Corina Kolbe berichtet im Tagesspiegel von den Highlights des Lucerne Festivals. Ljubisa Tosic resümiert im Standard das Jazzfest Saalfelden. Jürgen Kesting war für die FAZ bei den Birgit-Nilsson-Days in Südschweden. Niklas Maak schreibt in der FAS einen Nachruf auf Tommi Stumpff, der mit KFC eine der ersten deutschen Punkbands gegründet hatte.

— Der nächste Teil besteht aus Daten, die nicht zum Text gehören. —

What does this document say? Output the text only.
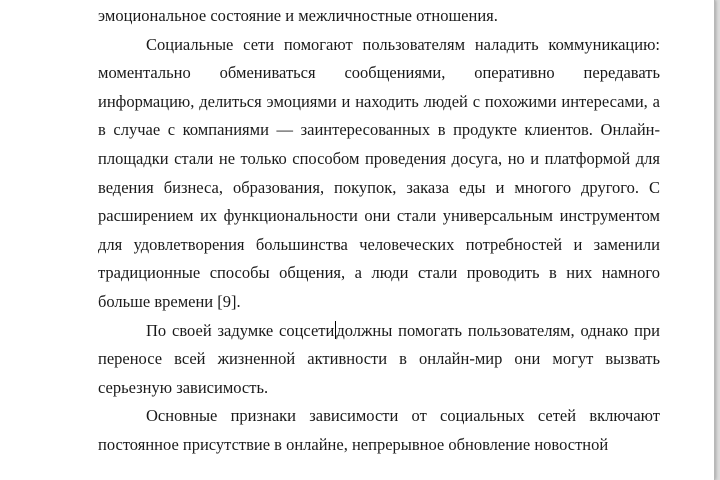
эмоциональное состояние и межличностные отношения.

Социальные сети помогают пользователям наладить коммуникацию: моментально обмениваться сообщениями, оперативно передавать информацию, делиться эмоциями и находить людей с похожими интересами, а в случае с компаниями — заинтересованных в продукте клиентов. Онлайн-площадки стали не только способом проведения досуга, но и платформой для ведения бизнеса, образования, покупок, заказа еды и многого другого. С расширением их функциональности они стали универсальным инструментом для удовлетворения большинства человеческих потребностей и заменили традиционные способы общения, а люди стали проводить в них намного больше времени [9].

По своей задумке соцсети должны помогать пользователям, однако при переносе всей жизненной активности в онлайн-мир они могут вызвать серьезную зависимость.

Основные признаки зависимости от социальных сетей включают постоянное присутствие в онлайне, непрерывное обновление новостной
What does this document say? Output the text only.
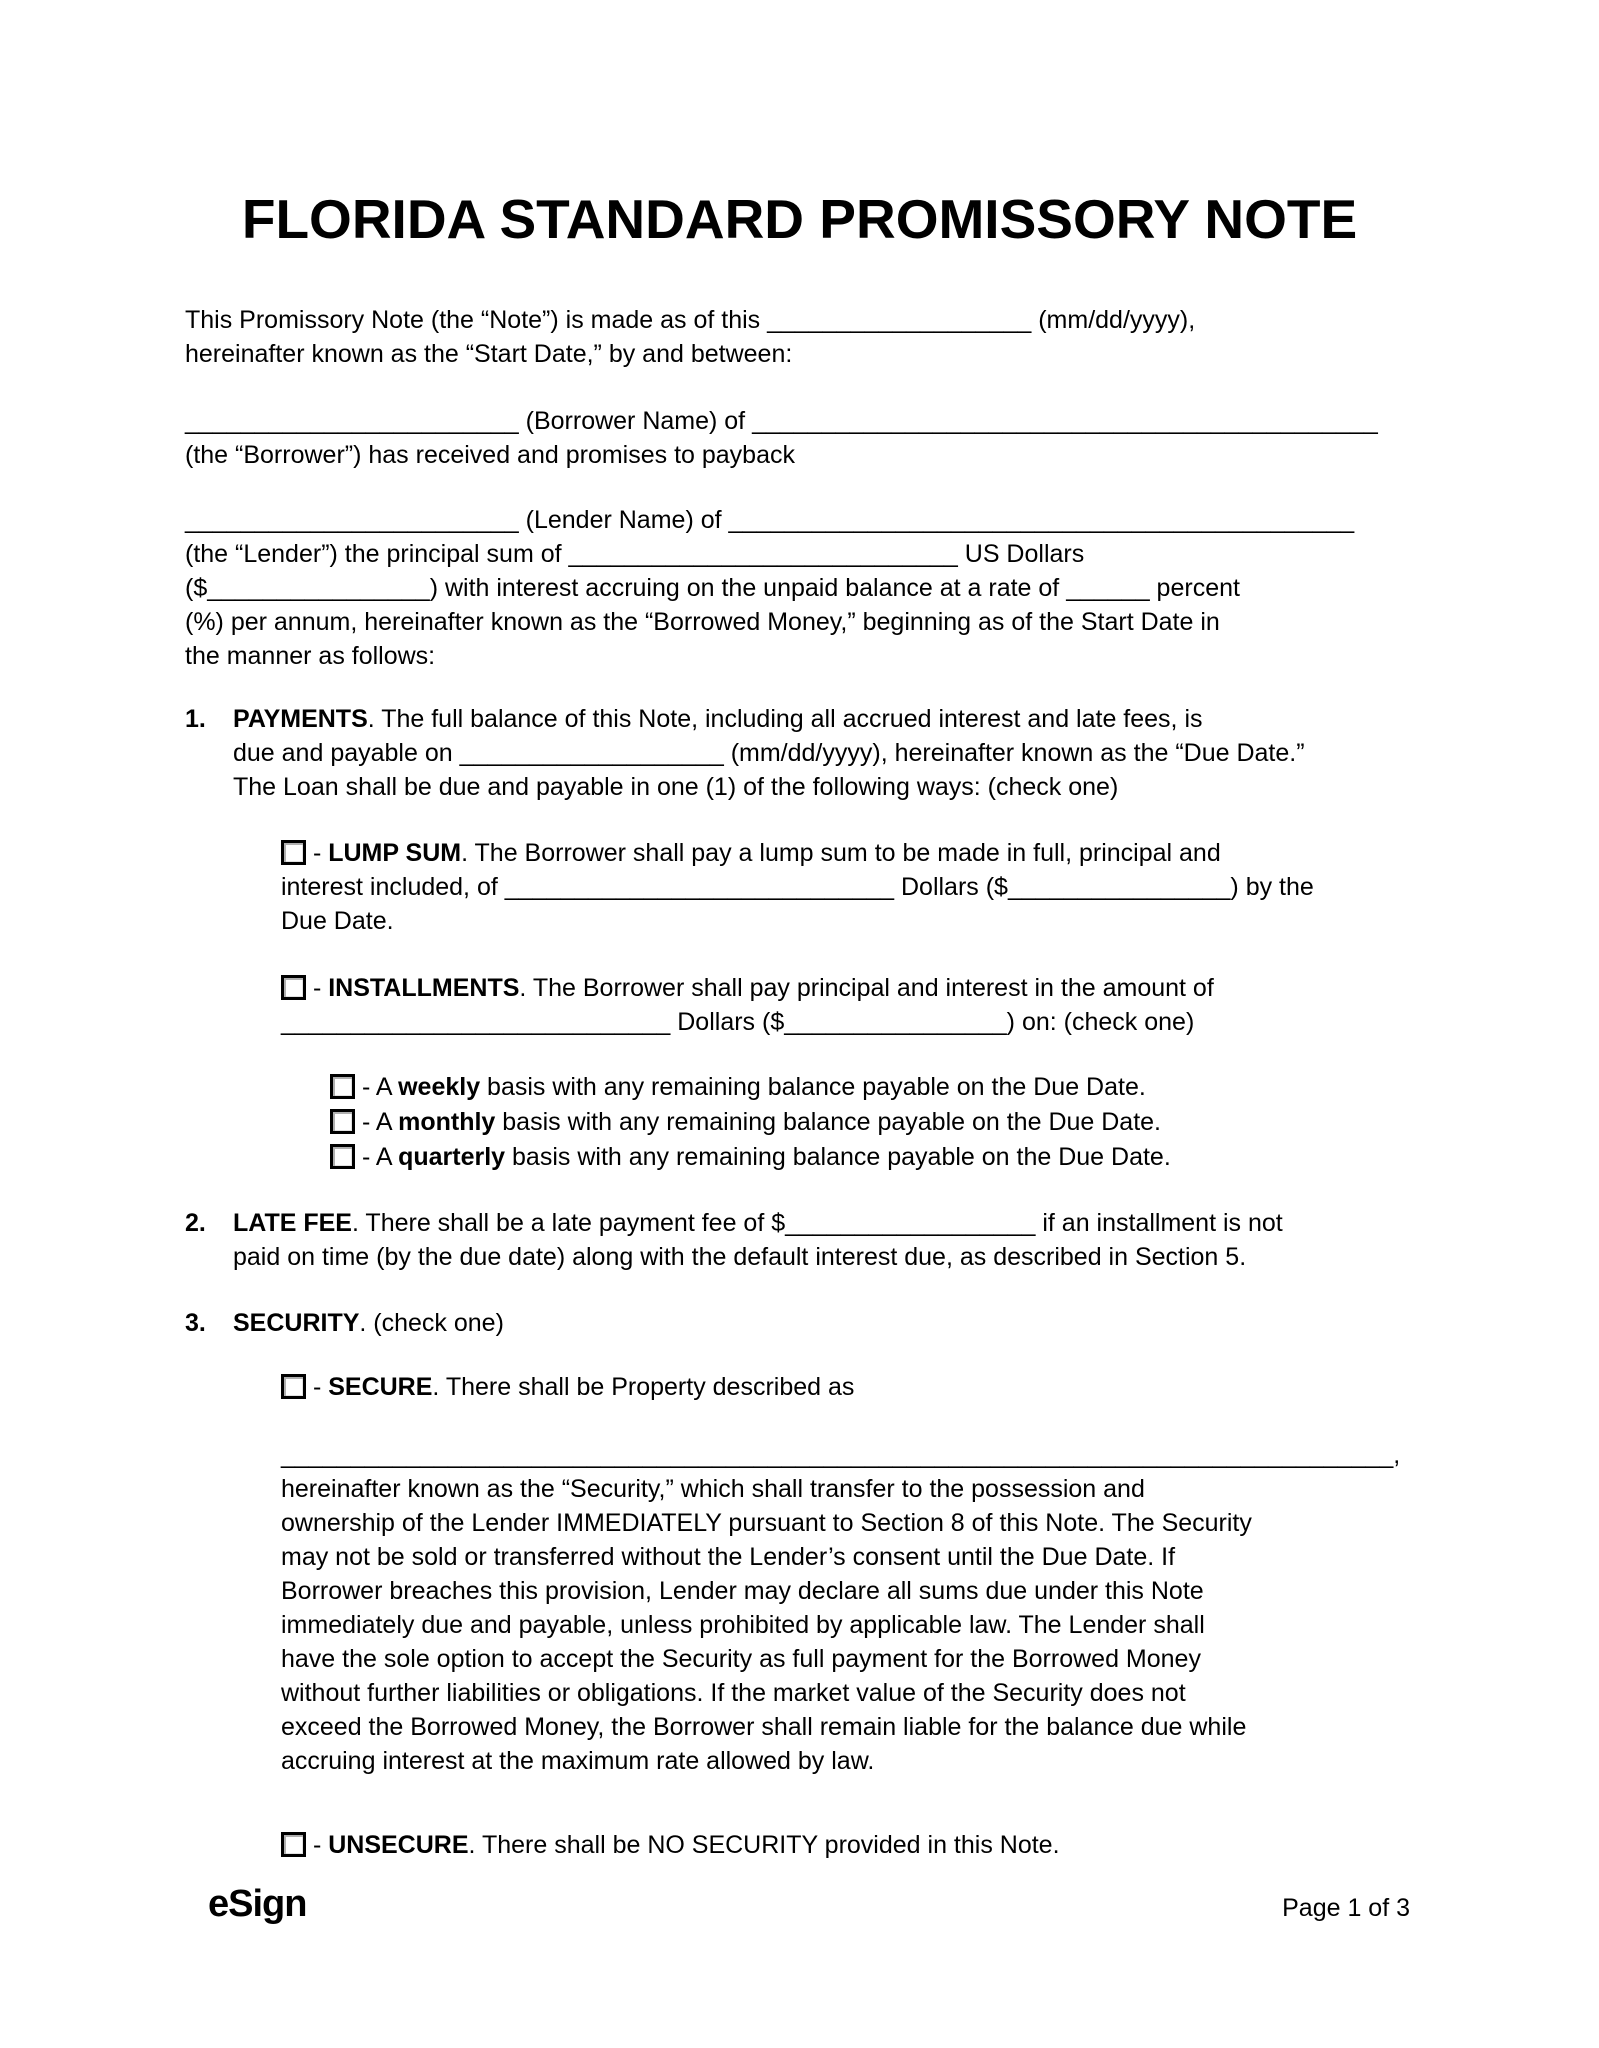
FLORIDA STANDARD PROMISSORY NOTE
This Promissory Note (the “Note”) is made as of this ___________________ (mm/dd/yyyy),
hereinafter known as the “Start Date,” by and between:
________________________ (Borrower Name) of _____________________________________________
(the “Borrower”) has received and promises to payback
________________________ (Lender Name) of _____________________________________________
(the “Lender”) the principal sum of ____________________________ US Dollars
($________________) with interest accruing on the unpaid balance at a rate of ______ percent
(%) per annum, hereinafter known as the “Borrowed Money,” beginning as of the Start Date in
the manner as follows:
1.	PAYMENTS. The full balance of this Note, including all accrued interest and late fees, is
due and payable on ___________________ (mm/dd/yyyy), hereinafter known as the “Due Date.”
The Loan shall be due and payable in one (1) of the following ways: (check one)
- LUMP SUM. The Borrower shall pay a lump sum to be made in full, principal and
interest included, of ____________________________ Dollars ($________________) by the
Due Date.
- INSTALLMENTS. The Borrower shall pay principal and interest in the amount of
____________________________ Dollars ($________________) on: (check one)
- A weekly basis with any remaining balance payable on the Due Date.
- A monthly basis with any remaining balance payable on the Due Date.
- A quarterly basis with any remaining balance payable on the Due Date.
2.	LATE FEE. There shall be a late payment fee of $__________________ if an installment is not
paid on time (by the due date) along with the default interest due, as described in Section 5.
3.	SECURITY. (check one)
- SECURE. There shall be Property described as

________________________________________________________________________________,
hereinafter known as the “Security,” which shall transfer to the possession and
ownership of the Lender IMMEDIATELY pursuant to Section 8 of this Note. The Security
may not be sold or transferred without the Lender’s consent until the Due Date. If
Borrower breaches this provision, Lender may declare all sums due under this Note
immediately due and payable, unless prohibited by applicable law. The Lender shall
have the sole option to accept the Security as full payment for the Borrowed Money
without further liabilities or obligations. If the market value of the Security does not
exceed the Borrowed Money, the Borrower shall remain liable for the balance due while
accruing interest at the maximum rate allowed by law.
- UNSECURE. There shall be NO SECURITY provided in this Note.
eSign	Page 1 of 3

Besprochen werden ein von Daniel Barenboim dirigiertes Konzert des West-Eastern Divan Orchestras mit Igor Levit (Tsp), der Berliner Auftritt von Jimetta Rose mit ihrem Gospelchor The Voices of Creation (taz), Dexys' neues Album "The Feminine Divine" (FR), ein Auftritt von AnnenMayKanterei in Berlin (BLZ), der Auftritt des Tbilisi Youth Orchestras beim Berliner Festival Young Euro Classic (Tsp), Tobias Bleeks Buch "Im Taumel der Zwanziger" über das Musikjahr 1923 (online nachgereicht von der FAZ), die Hörbuchausgabe von Hartmut Rosas "When Monsters Roar and Angels Sing" über Heavy Metal (FAZ) und Benjamin Appls CD "Forbidden Fruit" (Welt).
Archiv: Musik

Kunst

Der neue Mensch, der Ansager, der Konstrukteur. El Lissitzky: Das Selbstbildnis als Kestner Gesellschaft, Installationsansicht, Foto: Volker Crone, 2023 

"Tiefe Spuren" hinterließ der russische Avantgardist El Lissitzky bei seinem ersten Besuch in der Kestnergesellschaft in Hannover im Jahr 1923, weiß FAZ-Kritiker Georg Imdahl. Dort, wo er seine allererste Einzelausstellung hatte, kann man in einer Gruppenschau nun eine Auswahl von Arbeiten des Konstruktivisten betrachten, so Imdahl: Lissitzky war "ein Multitalent, das Kunst und Ästhetik als sozialutopischen Transmissionsriemen auffasste und die schneidige Form als Ausdruck von Fortschritt und Zukunft begriff". Ergänzt werden seine Arbeiten durch eine Auswahl von Werken seiner künstlerischen Nachfolger: "Einen alten Drahtzaun, einen roten Anorak und rohe Holzplatten kombiniert Martin Boyce, Jahrgang 1967, zu einem Mobile. Der schottische Bildhauer triggert damit Insignien der Moderne: das Raster, die Abstraktion, das Objet trouvé - prosaisch, aber völlig illusionslos. Gute Wahl auch dies: Marysia Lewandowska lässt Lissitzkys spätere Frau, Sophie Küppers, in einer fiktiven Rede als ebenso fiktive Leiterin der Kestnergesellschaft anno 1923 zu Wort kommen. Geschickt lässt die 1955 geborene Polin sie nicht nur informativ über die damalige Kunstszene sprechen, sondern auch über ihre Rolle als Frau und Mutter."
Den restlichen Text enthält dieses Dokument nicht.